Denn die Kanzlerin liefert in ihrer 30-minütigen Rede mehr einen Abriss dessen, was die Bundesregierung in den vergangenen Jahren verbraucherpolitisch umgesetzt oder angeschoben hat, als einen Blick in die Zukunft. Konkrete Initiativen kündigt sie nicht an. Stattdessen viel Rückschau. Vielleicht ist diese Art der Zurückhaltung auch ein Grund für das mangelnde Vertrauen vieler Bürger in die Politik. Das legt zumindest eine Forsa-Umfrage nahe, die der VZBV eigens für den Verbrauchertag in Auftrag gegeben hat. Danach sind 72 Prozent der Befragten überzeugt, dass die Politik vor allem die Belange von Unternehmen berücksichtigt. Nur 39 Prozent meinen, Verbraucherschutz finde bei der Politik sehr starke oder starke Berücksichtigung.
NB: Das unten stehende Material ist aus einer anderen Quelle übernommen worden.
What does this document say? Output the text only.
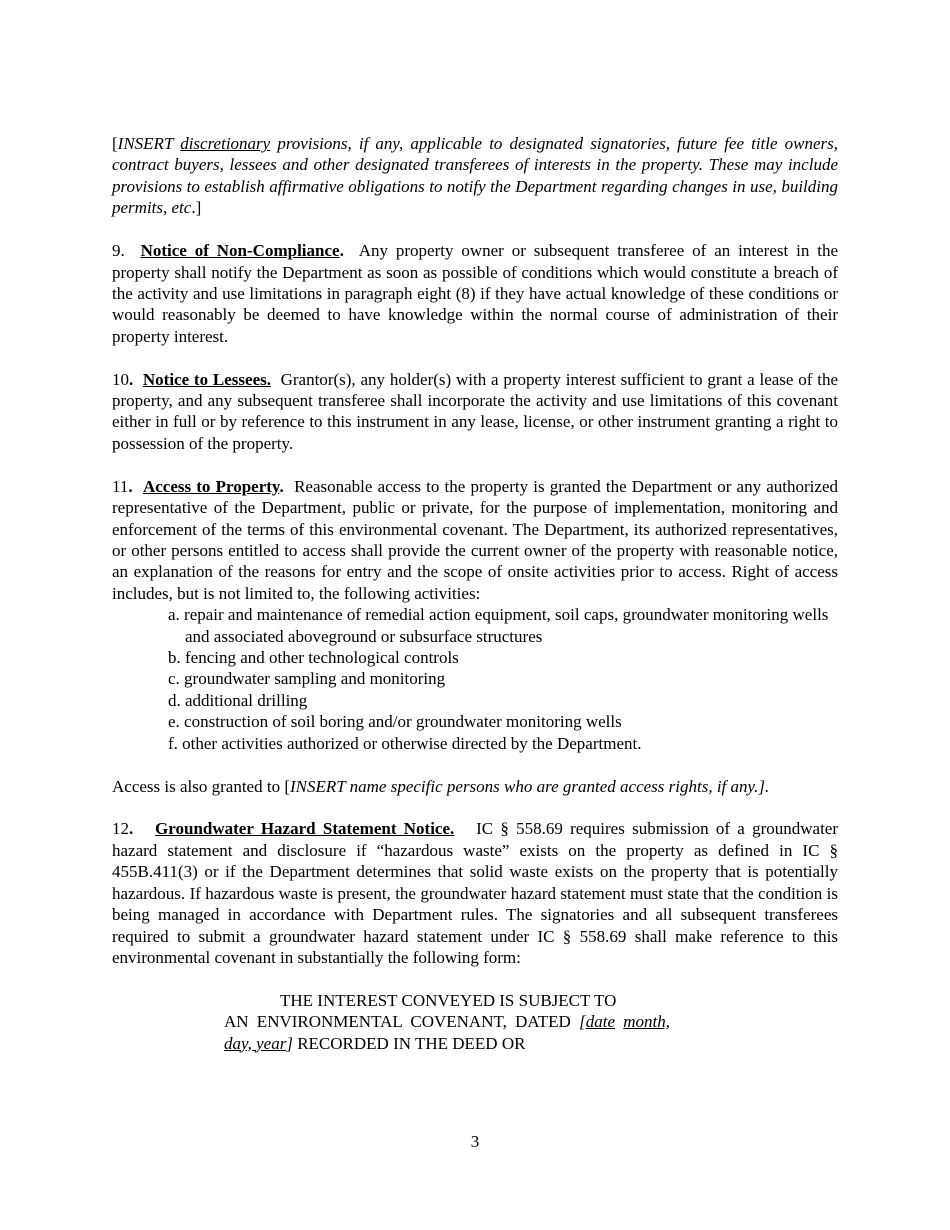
[INSERT discretionary provisions, if any, applicable to designated signatories, future fee title owners, contract buyers, lessees and other designated transferees of interests in the property. These may include provisions to establish affirmative obligations to notify the Department regarding changes in use, building permits, etc.]

9. Notice of Non-Compliance. Any property owner or subsequent transferee of an interest in the property shall notify the Department as soon as possible of conditions which would constitute a breach of the activity and use limitations in paragraph eight (8) if they have actual knowledge of these conditions or would reasonably be deemed to have knowledge within the normal course of administration of their property interest.

10. Notice to Lessees. Grantor(s), any holder(s) with a property interest sufficient to grant a lease of the property, and any subsequent transferee shall incorporate the activity and use limitations of this covenant either in full or by reference to this instrument in any lease, license, or other instrument granting a right to possession of the property.

11. Access to Property. Reasonable access to the property is granted the Department or any authorized representative of the Department, public or private, for the purpose of implementation, monitoring and enforcement of the terms of this environmental covenant. The Department, its authorized representatives, or other persons entitled to access shall provide the current owner of the property with reasonable notice, an explanation of the reasons for entry and the scope of onsite activities prior to access. Right of access includes, but is not limited to, the following activities:

a. repair and maintenance of remedial action equipment, soil caps, groundwater monitoring wells and associated aboveground or subsurface structures
b. fencing and other technological controls
c. groundwater sampling and monitoring
d. additional drilling
e. construction of soil boring and/or groundwater monitoring wells
f. other activities authorized or otherwise directed by the Department.

Access is also granted to [INSERT name specific persons who are granted access rights, if any.].

12. Groundwater Hazard Statement Notice. IC § 558.69 requires submission of a groundwater hazard statement and disclosure if “hazardous waste” exists on the property as defined in IC § 455B.411(3) or if the Department determines that solid waste exists on the property that is potentially hazardous. If hazardous waste is present, the groundwater hazard statement must state that the condition is being managed in accordance with Department rules. The signatories and all subsequent transferees required to submit a groundwater hazard statement under IC § 558.69 shall make reference to this environmental covenant in substantially the following form:

THE INTEREST CONVEYED IS SUBJECT TO
AN ENVIRONMENTAL COVENANT, DATED [date month, day, year] RECORDED IN THE DEED OR

3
Merkel will sich für beide Seiten einsetzen. Doch reicht es aus, um den Sorgen und Ängsten der Verbraucher Rechnung zu tragen? Handelsblatt-Herausgeber Gabor Steingart bringt die Grundproblematik auf den Punkt. In seiner Impulsrede für den Verbrauchertag spricht er von einem „Zeitalter der Überforderung“. Hyperkomplexität, ökonomische Besinnungslosigkeiten und Kontrollverluste führten dazu, dass die Menschen nicht unbedingt verunsichert, aber doch realistisch seien. Schindluder mit Daten, Ärger mit der Bahn, Versagen der Finanzaufsicht oder des Kraftfahrtbundesamtes, das verärgere die Leute.

Spitzenpolitiker hätten sich das Zuhören abgewöhnt, kritisiert er und empfiehlt: „Statt Kommunikationsagenturen zu buchen oder noch einen Regierungssprecher zu engagieren, sollte ein Regierungszuhörer engagiert werden.“ Die Bevölkerung wolle partizipieren und bei „ganz präzisen Dingen“ mitreden, allerdings nicht „gemütlich und mit Kassenwart“, wie es sich die Parteien vorstellten.
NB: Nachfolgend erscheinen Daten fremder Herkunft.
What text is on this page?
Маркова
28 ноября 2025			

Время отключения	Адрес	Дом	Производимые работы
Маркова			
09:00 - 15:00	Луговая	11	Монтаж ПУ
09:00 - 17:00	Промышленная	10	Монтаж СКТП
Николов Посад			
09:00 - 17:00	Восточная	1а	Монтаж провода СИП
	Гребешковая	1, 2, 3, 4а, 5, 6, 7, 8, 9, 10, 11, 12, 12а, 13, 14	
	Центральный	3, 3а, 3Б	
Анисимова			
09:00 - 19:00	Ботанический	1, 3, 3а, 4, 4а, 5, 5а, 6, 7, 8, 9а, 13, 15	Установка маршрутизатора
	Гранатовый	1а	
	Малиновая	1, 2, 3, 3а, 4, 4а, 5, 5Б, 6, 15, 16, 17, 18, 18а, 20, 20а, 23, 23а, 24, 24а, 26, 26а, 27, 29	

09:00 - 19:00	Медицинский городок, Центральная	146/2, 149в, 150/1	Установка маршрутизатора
Bei erfolgreichen Unternehmen habe sich eine Managementkultur gebildet, die es ermögliche, Risiken auszubalancieren, erinnert er. „Die Bevölkerung tut genau das Gleiche“, so Steingart. Ohne US-Präsident Donald Trump oder den Brexit sei die Wahlentscheidung in Frankreich nicht zu verstehen. „Die Menschen wollen Warnsignale senden, aber Europa nicht zum Einsturz bringen“, sagte der Handelsblatt-Herausgeber. Vertrauen, das abgezogen werde, werde woanders wieder aufgebaut.
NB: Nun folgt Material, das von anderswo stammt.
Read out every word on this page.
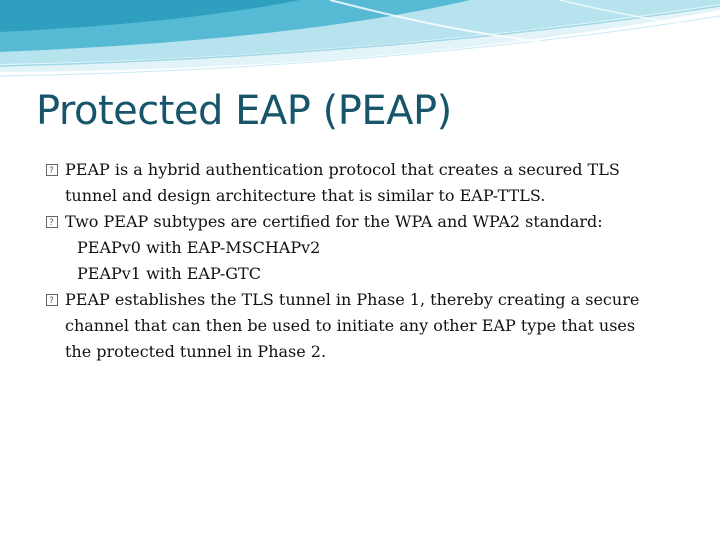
Protected EAP (PEAP)
?
PEAP is a hybrid authentication protocol that creates a secured TLS
tunnel and design architecture that is similar to EAP-TTLS.
?
Two PEAP subtypes are certified for the WPA and WPA2 standard:
PEAPv0 with EAP-MSCHAPv2
PEAPv1 with EAP-GTC
?
PEAP establishes the TLS tunnel in Phase 1, thereby creating a secure
channel that can then be used to initiate any other EAP type that uses
the protected tunnel in Phase 2.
Kommentare zu " Merkel beim Verbrauchertag: Mit einem Blick zurück nach vorn"

Alle Kommentare

Dieser Beitrag kann nicht mehr kommentiert werden. Sie können wochentags von 8 bis 18 Uhr kommentieren, wenn Sie angemeldeter Handelsblatt-Online-Leser sind. Die Inhalte sind bis zu sieben Tage nach Erscheinen kommentierbar.

  • Das aergert Herrn Schulz. Das tut uns aber leid. Vielleicht kann der mal von der
    Verbraucherschutz-Zentrale bewertet werden.

  • Verbraucherschutz?? Viel mehr wäre gewonnen, wenn diese unsägliche Regierung einmal die ideologiegetriebene Planwirtschafterei in vielen Bereichen des täglichen Lebens abstellen würde und zur Abwechslung mal wieder auf die heilende Wirkung von Marktkräften vertrauen würde, aber ich erwarte das Gegenteil.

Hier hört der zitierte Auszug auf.